Mental Preparedness and Situational Awareness
This is an excerpt from my book Emergency Preparedness and Off-Grid Communication.
For emergency preparedness to be successful, it must become a lifestyle and not just an occasional thing you think about a few times a year. It’s a mindset that should affect the decisions you make on a daily basis. How well-prepared you are for a crisis will depend on the decisions you’ve made and the habits you’ve developed over the previous years. Habits that will help you in a crisis are developed during times of peace.
Half the battle of getting ready for the unexpected is mental preparedness. Many people first consider preparing for a crisis after being made aware of a potential future problem. Concerned that they might be caught off guard, they wonder if they should take steps to deal with the potential problem. Concern can motivate us, but excessive worry can interfere with rational thought. Preparedness is best done with a clear mind and a sober, realistic outlook. A primary goal is to recognize and address legitimate problems while discarding unrealistic concerns that do not require preparedness.

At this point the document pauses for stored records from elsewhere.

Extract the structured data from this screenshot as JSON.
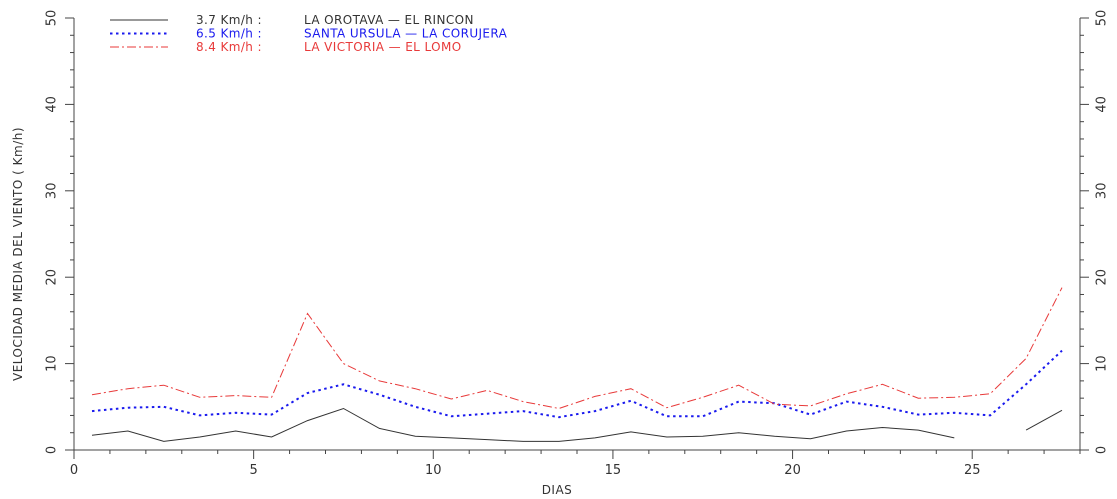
{
  "chart_data": {
    "type": "line",
    "xlabel": "DIAS",
    "ylabel": "VELOCIDAD MEDIA DEL VIENTO ( Km/h)",
    "xlim": [
      0,
      28
    ],
    "ylim": [
      0,
      50
    ],
    "xticks": [
      0,
      5,
      10,
      15,
      20,
      25
    ],
    "yticks": [
      0,
      10,
      20,
      30,
      40,
      50
    ],
    "grid": false,
    "legend_position": "top-left",
    "series": [
      {
        "name": "LA OROTAVA — EL RINCON",
        "legend_value": "3.7 Km/h :",
        "legend_label": "LA OROTAVA — EL RINCON",
        "color": "#333333",
        "dash": "solid",
        "points": [
          [
            0.5,
            1.7
          ],
          [
            1.5,
            2.2
          ],
          [
            2.5,
            1.0
          ],
          [
            3.5,
            1.5
          ],
          [
            4.5,
            2.2
          ],
          [
            5.5,
            1.5
          ],
          [
            6.5,
            3.4
          ],
          [
            7.5,
            4.8
          ],
          [
            8.5,
            2.5
          ],
          [
            9.5,
            1.6
          ],
          [
            10.5,
            1.4
          ],
          [
            11.5,
            1.2
          ],
          [
            12.5,
            1.0
          ],
          [
            13.5,
            1.0
          ],
          [
            14.5,
            1.4
          ],
          [
            15.5,
            2.1
          ],
          [
            16.5,
            1.5
          ],
          [
            17.5,
            1.6
          ],
          [
            18.5,
            2.0
          ],
          [
            19.5,
            1.6
          ],
          [
            20.5,
            1.3
          ],
          [
            21.5,
            2.2
          ],
          [
            22.5,
            2.6
          ],
          [
            23.5,
            2.3
          ],
          [
            24.5,
            1.4
          ],
          null,
          [
            26.5,
            2.3
          ],
          [
            27.5,
            4.6
          ]
        ]
      },
      {
        "name": "SANTA URSULA — LA CORUJERA",
        "legend_value": "6.5 Km/h :",
        "legend_label": "SANTA URSULA — LA CORUJERA",
        "color": "#1a1aee",
        "dash": "dotted",
        "points": [
          [
            0.5,
            4.5
          ],
          [
            1.5,
            4.9
          ],
          [
            2.5,
            5.0
          ],
          [
            3.5,
            4.0
          ],
          [
            4.5,
            4.3
          ],
          [
            5.5,
            4.1
          ],
          [
            6.5,
            6.6
          ],
          [
            7.5,
            7.6
          ],
          [
            8.5,
            6.4
          ],
          [
            9.5,
            5.0
          ],
          [
            10.5,
            3.9
          ],
          [
            11.5,
            4.2
          ],
          [
            12.5,
            4.5
          ],
          [
            13.5,
            3.8
          ],
          [
            14.5,
            4.5
          ],
          [
            15.5,
            5.7
          ],
          [
            16.5,
            3.9
          ],
          [
            17.5,
            3.9
          ],
          [
            18.5,
            5.6
          ],
          [
            19.5,
            5.4
          ],
          [
            20.5,
            4.1
          ],
          [
            21.5,
            5.6
          ],
          [
            22.5,
            5.0
          ],
          [
            23.5,
            4.1
          ],
          [
            24.5,
            4.3
          ],
          [
            25.5,
            4.0
          ],
          [
            26.5,
            7.6
          ],
          [
            27.5,
            11.5
          ]
        ]
      },
      {
        "name": "LA VICTORIA — EL LOMO",
        "legend_value": "8.4 Km/h :",
        "legend_label": "LA VICTORIA — EL LOMO",
        "color": "#e83a3a",
        "dash": "dashdot",
        "points": [
          [
            0.5,
            6.4
          ],
          [
            1.5,
            7.1
          ],
          [
            2.5,
            7.5
          ],
          [
            3.5,
            6.1
          ],
          [
            4.5,
            6.3
          ],
          [
            5.5,
            6.1
          ],
          [
            6.5,
            15.8
          ],
          [
            7.5,
            10.0
          ],
          [
            8.5,
            8.0
          ],
          [
            9.5,
            7.1
          ],
          [
            10.5,
            5.9
          ],
          [
            11.5,
            6.9
          ],
          [
            12.5,
            5.6
          ],
          [
            13.5,
            4.8
          ],
          [
            14.5,
            6.2
          ],
          [
            15.5,
            7.1
          ],
          [
            16.5,
            4.9
          ],
          [
            17.5,
            6.1
          ],
          [
            18.5,
            7.5
          ],
          [
            19.5,
            5.3
          ],
          [
            20.5,
            5.1
          ],
          [
            21.5,
            6.5
          ],
          [
            22.5,
            7.6
          ],
          [
            23.5,
            6.0
          ],
          [
            24.5,
            6.1
          ],
          [
            25.5,
            6.5
          ],
          [
            26.5,
            10.6
          ],
          [
            27.5,
            18.8
          ]
        ]
      }
    ]
  }
}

Ask any member of a military special operations team what the key is to surviving adverse conditions and achieving difficult goals, and they’ll tell you that nothing they do is possible without proper mental preparedness. You can have the best gear and years of training in how to use it, but without the right mindset, you will not use your equipment effectively.
With our minds focused on the issues of daily life, many of us are unaware of the dangers that surround us. When faced with a sudden threat, we go from a mental state of unawareness to a state of panic in a matter of seconds. When our mind is filled with fear, we can’t think rationally. We make errors in judgment or freeze when we should be reacting to a threat. Situational awareness is our ability to recognize and respond to threats.

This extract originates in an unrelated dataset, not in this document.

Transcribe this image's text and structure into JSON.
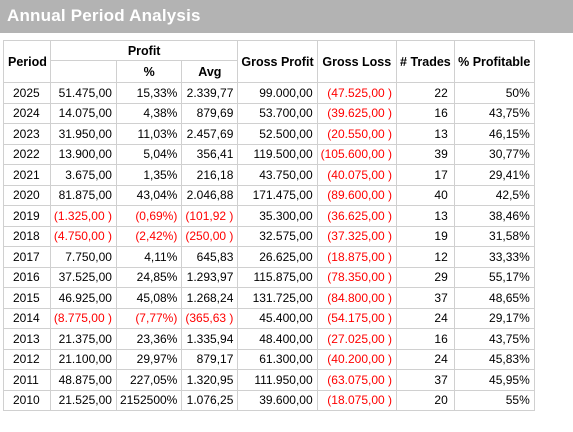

Jeff Cooper developed a system that describes the different levels of situational awareness based on color codes. Cooper’s color codes are divided into five categories: white, yellow, orange, red, and black. Level white is when you’re not aware of what is going on around you. You’re unaware of potential threats and unprepared for an assault. In condition yellow, you’re aware of your surroundings—prepared but relaxed. In level orange, you’ve recognized a possible threat and are prepared to act on it. In level red, you’ve engaged a threat, and your focus is on dealing with it. While focusing on the immediate threat, a secondary focus is on other possible dangers and potential help from strangers, friends, or law enforcement. In condition black, you panic, freeze, and shut down. This is the worst possible state. Condition yellow is where we should be most of the time. Our eyes are scanning the environment, looking for potential threats, but we’re physically relaxed. Maintaining proper awareness is helpful during times of peace, but it’s critical during a crisis.
Adverse environments and difficult tasks present physical and mental problems that can overwhelm us. No one thinks of giving up when life is easy, but when adversity comes, we face the temptation to quit. When times are hard, the thought of giving up must be opposed by a reason to keep going. If the reason to persevere is stronger than the reason to quit, one will generally continue fighting. Before beginning a difficult pursuit, it helps to find a compelling reason to see the task through to its completion.
Why do you want to prepare for a potential disaster?
Your motivation may be as simple as wanting to be prepared for a power outage caused by a hurricane. Some have pragmatic reasons for prepping, but others have ideological reasons. Perhaps you value liberty above all else and feel a need to fight against the forces of tyranny. Maybe you desire to pass along to your grandchildren the values and lessons you’ve learned in life. Whatever your motivation is, think about it every day during a crisis. Continually reminding yourself why you are doing what you are doing will drive out the temptation to quit when times are hard. Mental preparedness is the most important asset you have. Nothing can force you to quit if you’re mentally prepared for adversity.